所有人都唉声叹气,这也是他们喜欢这位静香的共同点,对方有情有义,不似那些庸脂俗粉,只看得到钱财,静香姑娘身上毫无铜臭气,都想令她笑颜逐开,而不是整日闷闷不乐。
就连凌非的丈夫此刻都有着怜惜,美人自然要有英雄来爱护,见到美人伤心,做为英雄的他,又岂会无动于衷?
凌非耸耸肩膀,一个漂亮的跟头上台,潇洒的伸手到老鸨子面前道:“拿吉他来!”
“吉他?”老鸨子愣住,泪水在眼角打转,静香的苦天下皆知,再无良心之人,都会不忍心去伤害这朵雪中孤傲的梅花,它看起来很狂妄,居然凌寒独自开,可是无人知道它有多脆弱,所以她从不逼迫对方做不愿意做的事。
那位一直注视着凌非的男子依旧把玩着酒杯,紧紧锁住对方的身影,凛冽的眸子里寒光尽显,却并无杀气,严肃的丹凤眼细而狭长,斜飞入鬓的浓眉,刀削般的面庞毫无瑕疵,一头长发竖起一半,被一根紫色带挂坠的玉簪固定在头顶,有些凌乱的浏海显得此人异常的魅惑人心,许多女子都对他频频回头,倘若不是平日男人见得多,兴许她们早就扑过去了。
骨节分明的修长五指持续转动着瓷杯,无人知晓他是何人,更不知他心里在想什么,只是那么静静的盯着对方,偶尔仰头将酒水一饮而尽,放置桌上的青铜剑一看就知是宝剑,削金如泥,年约二十五到六岁。

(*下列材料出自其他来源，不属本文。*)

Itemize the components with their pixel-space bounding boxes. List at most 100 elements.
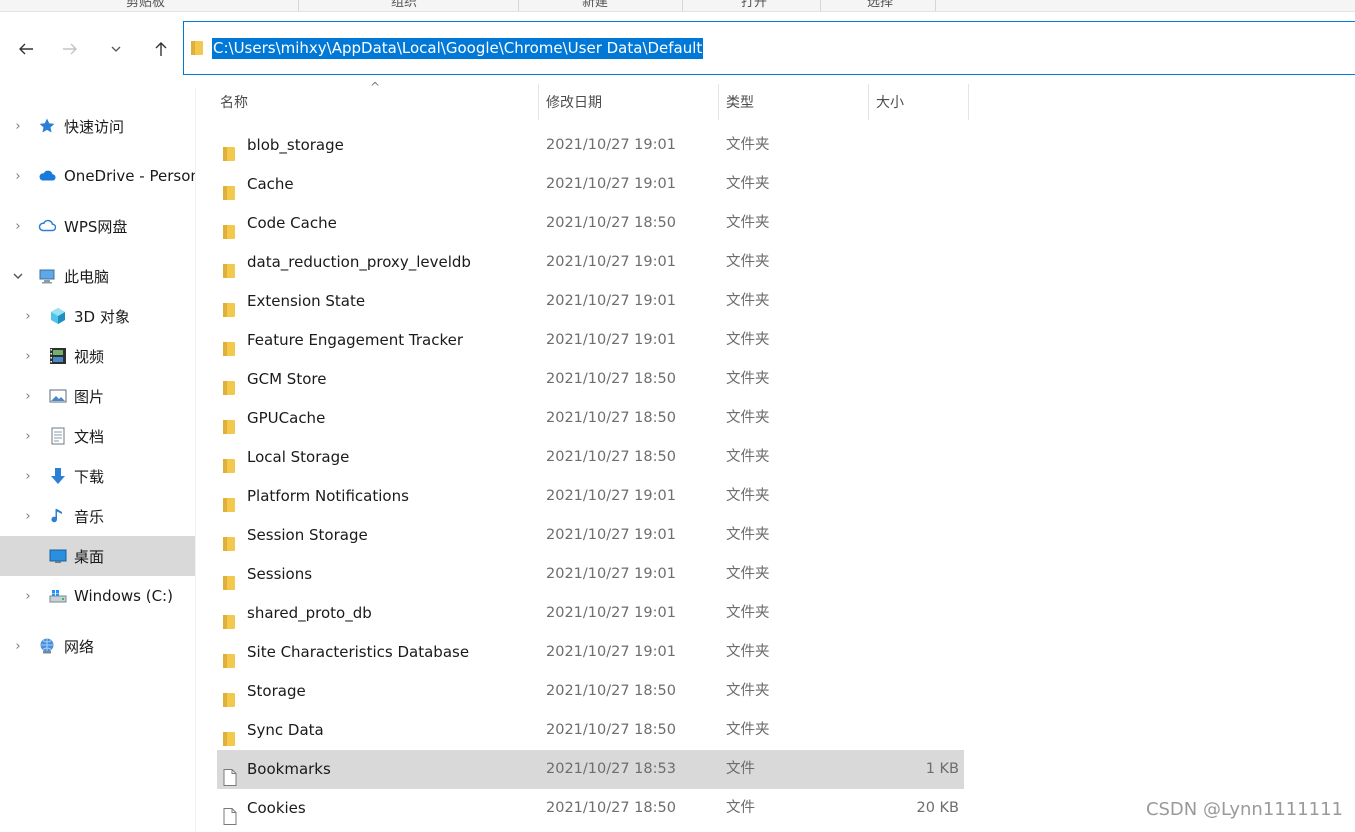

凌非知道这个人一直在看自己,但是对方不是偷看,而是明目张胆的看,莫非对自己的服饰如此感兴趣?或许是认识自己?对了,听说这身体与许多男人发生过关系,莫非……不不不,戴着‘墨镜’别人肯定认不出,不过就算是也无所谓,还怕了他不成?
“不是吧?吉他你都不知道?这样的!”比了一个抱在怀里的乐器,见对方点点头,顿时眉开眼笑,没想到还没怎么落伍,还有吉他呢。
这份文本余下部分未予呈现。